В Японии немало храмов, принадлежащих секте дзэн, особенно много их в Киото. По архитектуре они мало отличаются от обычного японского дома, если не считать почти обязательных садов, чаще небольших, но разбитых лучшими художниками, современниками храма и его живописи. В наше время эти храмы скорее играют роль неофициальных музеев живописи и садового искусства. Лет тридцать назад доступ к ним был нелегким. Мне лишь дважды удалось сломить недоверие и упрямство двух охранителей одного из таких храмов, старика и его старухи, чтобы получить возможность увидеть две комнаты этого храма. В памяти моей яснее осталось общее впечатление от этой живописи, чем от подробностей ее изображений. Это была «суйбоку-га» конца XV века. В первой комнате на раздвижных дверях, которые вели в следующую комнату, на левой створке у самого пола, у ног зрителя, было изображено несколько белых домиков, стоящих на самом берегу большой воды, которая занимала и всю правую створку двери. На воде — одна или несколько лодочек, а над всем — беспредельное небо до верхних рам дверей. Зритель обозревает эту картину будто с большой высоты. Какие чувства вызывала она? Она была как бы дверью в широкий мир, свободные просторы, на вольный воздух. Перед ней дышать становилось легче. Во второй комнате живопись была на обратной стороне тех же дверей. На левой створке по ее диагонали, начиная с нижнего левого ее угла, была изображена ветвь сосны. На правой створке, у правой ее рамы внизу стояла фигура человека в кимоно. Оба эти изображения были такой величины, что оставляли на белой бумаге двери много пустоты и сами создавали на ней два ритмических удара. Было ли у художника желание изобразить самые вещи: дома, воду, сосновую ветку, человека? Или же он хотел раскрыть то, что находится за этими вещами, т. е. их реальную сущность, их внутреннее значение, то единственное, что может взволновать человека и что раскрывается только образами искусства и не может быть выражено языком трезвой логики?
К сожалению, наши музеи не имеют подлинников художественных произведений классической тушевой живописи, и нам попадает лишь дешевая продукция их поздних эпигонов, а труды наших специалистов по искусству Востока снабжены репродукциями, дающими слабое представление об этом искусстве.
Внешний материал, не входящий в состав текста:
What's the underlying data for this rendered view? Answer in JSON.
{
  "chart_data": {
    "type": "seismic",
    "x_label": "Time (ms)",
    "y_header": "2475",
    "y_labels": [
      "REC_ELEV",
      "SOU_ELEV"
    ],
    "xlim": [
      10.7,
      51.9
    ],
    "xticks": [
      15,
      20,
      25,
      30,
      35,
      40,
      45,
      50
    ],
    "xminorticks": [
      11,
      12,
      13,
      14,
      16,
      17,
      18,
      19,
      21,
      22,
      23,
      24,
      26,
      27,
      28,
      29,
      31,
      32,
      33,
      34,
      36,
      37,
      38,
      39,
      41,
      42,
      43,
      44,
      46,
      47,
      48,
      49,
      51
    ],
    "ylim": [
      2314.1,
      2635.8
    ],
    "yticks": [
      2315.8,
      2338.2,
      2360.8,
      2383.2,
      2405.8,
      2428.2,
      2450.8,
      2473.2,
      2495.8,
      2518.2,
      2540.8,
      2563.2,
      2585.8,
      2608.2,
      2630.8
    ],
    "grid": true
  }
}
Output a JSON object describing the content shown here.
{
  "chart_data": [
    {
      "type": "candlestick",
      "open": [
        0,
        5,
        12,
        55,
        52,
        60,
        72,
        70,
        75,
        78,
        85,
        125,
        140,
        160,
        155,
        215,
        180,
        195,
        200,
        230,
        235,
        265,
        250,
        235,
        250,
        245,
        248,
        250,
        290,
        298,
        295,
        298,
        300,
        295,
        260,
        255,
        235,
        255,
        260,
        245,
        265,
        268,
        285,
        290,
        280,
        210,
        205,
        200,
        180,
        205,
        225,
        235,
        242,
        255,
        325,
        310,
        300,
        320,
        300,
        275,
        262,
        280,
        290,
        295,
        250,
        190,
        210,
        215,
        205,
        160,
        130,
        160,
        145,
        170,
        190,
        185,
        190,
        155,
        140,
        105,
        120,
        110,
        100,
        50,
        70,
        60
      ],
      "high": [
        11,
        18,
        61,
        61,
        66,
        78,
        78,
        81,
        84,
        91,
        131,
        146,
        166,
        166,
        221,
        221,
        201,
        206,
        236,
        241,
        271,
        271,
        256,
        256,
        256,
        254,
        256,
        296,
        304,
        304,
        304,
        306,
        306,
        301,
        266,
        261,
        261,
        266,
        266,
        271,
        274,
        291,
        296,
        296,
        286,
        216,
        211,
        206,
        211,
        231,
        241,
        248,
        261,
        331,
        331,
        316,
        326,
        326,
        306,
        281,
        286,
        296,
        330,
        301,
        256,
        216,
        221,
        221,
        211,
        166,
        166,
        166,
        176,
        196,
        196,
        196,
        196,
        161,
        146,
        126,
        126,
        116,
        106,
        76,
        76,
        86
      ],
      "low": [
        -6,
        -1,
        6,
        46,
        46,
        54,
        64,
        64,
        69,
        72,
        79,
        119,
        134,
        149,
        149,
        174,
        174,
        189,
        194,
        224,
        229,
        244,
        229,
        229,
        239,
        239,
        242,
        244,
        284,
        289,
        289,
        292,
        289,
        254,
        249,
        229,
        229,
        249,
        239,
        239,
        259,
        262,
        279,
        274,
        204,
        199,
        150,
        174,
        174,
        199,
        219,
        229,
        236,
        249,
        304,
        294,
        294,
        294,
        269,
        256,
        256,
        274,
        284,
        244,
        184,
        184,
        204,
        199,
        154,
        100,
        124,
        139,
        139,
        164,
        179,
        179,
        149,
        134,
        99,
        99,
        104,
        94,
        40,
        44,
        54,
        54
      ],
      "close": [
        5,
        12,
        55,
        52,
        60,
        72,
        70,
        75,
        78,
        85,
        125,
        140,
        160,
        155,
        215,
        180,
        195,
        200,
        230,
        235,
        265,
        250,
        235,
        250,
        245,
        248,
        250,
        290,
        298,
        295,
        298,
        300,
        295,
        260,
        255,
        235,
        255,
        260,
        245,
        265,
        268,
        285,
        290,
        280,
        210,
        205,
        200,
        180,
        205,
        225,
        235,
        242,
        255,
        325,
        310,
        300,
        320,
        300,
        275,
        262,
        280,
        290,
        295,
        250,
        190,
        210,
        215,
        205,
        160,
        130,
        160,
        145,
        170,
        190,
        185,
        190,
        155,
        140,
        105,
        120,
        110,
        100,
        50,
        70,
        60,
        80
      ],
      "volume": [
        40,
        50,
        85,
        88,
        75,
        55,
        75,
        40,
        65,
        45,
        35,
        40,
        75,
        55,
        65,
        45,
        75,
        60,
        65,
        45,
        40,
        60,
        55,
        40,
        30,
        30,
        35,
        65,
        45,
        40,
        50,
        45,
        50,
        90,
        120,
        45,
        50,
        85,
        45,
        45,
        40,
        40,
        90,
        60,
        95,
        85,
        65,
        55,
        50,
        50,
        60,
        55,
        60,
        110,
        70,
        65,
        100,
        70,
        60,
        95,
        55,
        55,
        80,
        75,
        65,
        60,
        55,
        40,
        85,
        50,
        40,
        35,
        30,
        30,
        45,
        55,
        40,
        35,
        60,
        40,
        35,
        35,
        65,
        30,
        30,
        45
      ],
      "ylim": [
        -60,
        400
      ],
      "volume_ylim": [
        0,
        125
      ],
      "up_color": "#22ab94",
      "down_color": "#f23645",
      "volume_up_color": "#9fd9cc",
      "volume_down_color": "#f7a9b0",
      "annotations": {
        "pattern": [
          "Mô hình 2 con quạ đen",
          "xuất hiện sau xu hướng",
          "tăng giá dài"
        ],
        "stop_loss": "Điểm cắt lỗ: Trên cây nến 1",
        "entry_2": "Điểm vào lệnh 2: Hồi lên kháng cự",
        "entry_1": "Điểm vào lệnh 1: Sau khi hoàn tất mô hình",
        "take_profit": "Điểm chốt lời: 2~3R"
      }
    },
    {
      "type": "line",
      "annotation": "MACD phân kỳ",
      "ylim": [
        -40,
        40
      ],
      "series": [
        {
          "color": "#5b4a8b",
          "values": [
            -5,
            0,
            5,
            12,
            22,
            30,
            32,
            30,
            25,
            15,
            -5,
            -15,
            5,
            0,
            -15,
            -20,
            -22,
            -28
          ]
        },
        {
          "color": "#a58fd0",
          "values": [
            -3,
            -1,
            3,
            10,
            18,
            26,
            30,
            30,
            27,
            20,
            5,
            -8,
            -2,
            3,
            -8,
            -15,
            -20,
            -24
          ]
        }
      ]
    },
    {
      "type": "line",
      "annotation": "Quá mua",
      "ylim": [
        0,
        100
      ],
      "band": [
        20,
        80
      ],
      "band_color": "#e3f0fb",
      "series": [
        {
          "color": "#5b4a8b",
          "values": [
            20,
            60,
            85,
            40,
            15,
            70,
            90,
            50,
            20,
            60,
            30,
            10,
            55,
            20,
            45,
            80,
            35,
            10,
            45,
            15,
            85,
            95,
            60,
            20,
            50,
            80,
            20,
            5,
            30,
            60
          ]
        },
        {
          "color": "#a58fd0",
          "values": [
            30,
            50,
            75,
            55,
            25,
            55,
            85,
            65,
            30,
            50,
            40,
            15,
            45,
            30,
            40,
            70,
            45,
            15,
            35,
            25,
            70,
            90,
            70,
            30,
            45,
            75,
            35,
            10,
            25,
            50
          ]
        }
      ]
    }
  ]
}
Положение пластического искусства, особенно живописи, в Японии полно противоречий; с одной стороны оно демократично: понятно и дорого всему народу, а кроме того, почти каждый грамотный японец настолько владеет кистью и способен к образному мышлению, что легко закрепляет в свободном, легком наброске возникший у него образ и при желании тут же развивает его в поэтическом трех- или пятистишии. Такими творческими экспромтами в Японии развлекаются на дружеских встречах, и беда нам, европейцам, если мы на них попадаем: увы, мы не на такой короткой ноге с музами!
С другой стороны, японское искусство и аристократично: все лучшие произведения японского искусства — от древнего храма до прославленной каллиграфической надписи на бумаге — зарегистрированы как национальные государственные сокровища, т. е. не подлежат продаже за границу; но движимые произведения искусства, как, например, какэмоно, остаются частной наследственной собственностью, и показ этих сокровищ, их обнародование зависит от воли их владельца; поэтому часто лучшее остается сокровищем потаенным, физически недоступным народу, дух которого их создавал в продолжение веков. Так, например, только однажды за мое долгое пребывание в Японии была сделана выставка произведений Сэссю, находящихся в частном собрании. Помню, я была углублена в созерцание знаменитого свитка Сэссю, когда ко мне подошел известный искусствовед японец и торжествующе произнес: «Смотрите и запоминайте, вы видите это в последний раз».
Одна выставка вспоминается мне теперь почти как сон — далекий и фантастический. Это была выставка громадных какэмоно, вероятно XI и XII веков, принадлежащих древнему монастырю, находящемуся в горах, поблизости от Киото. Устроена она была в государственном музее города Токио. Выставленные какэмоно были удивительной сохранности, а живопись — свежести. Здесь были изображены в рост учителя буддизма, императоры и другие прославившиеся лица. Образы их были величавы, суровы и, по-видимому, портретны. Лет тридцать прошло со времени моей встречи с ними, но до сих пор осталось в памяти веяние жизни, которое исходило из этих портретов, и душевное волнение, которое они вызывали. Осталась в памяти и одна манера выполнения этих образов — почти графическая: беспрерывная, активная линия строила на чистоте бумаги и экспрессивность лица, и движение складок одежд; гармонические, спокойные цвета ложились как прозрачные пятна или как прозрачные плоскости, не закрывая линии ее рисунка. Такая манера, объединяющая художественную графику и плоскости прозрачных и гармонических цветов, в Японии возрождается гораздо позже, в XVIII веке в деревянной гравюре. Таковы, например, гравюры наиболее известного у нас художника — Утамаро (1754—1806). Величавые образы древности прошли перед восхищенными взорами японских зрителей и случайных иностранцев и исчезли, скрылись опять в монастырских тайниках надолго, быть может навсегда. Долг японских искусствоведов найти их, отдать народу и распространить в точных репродукциях, чтобы для нашей современности не пропали драгоценные дары человеческого гения. Это пожелание относится, конечно, ко всему японскому искусству, да и ко всей области еще неведомого нам искусства всех времен и народов!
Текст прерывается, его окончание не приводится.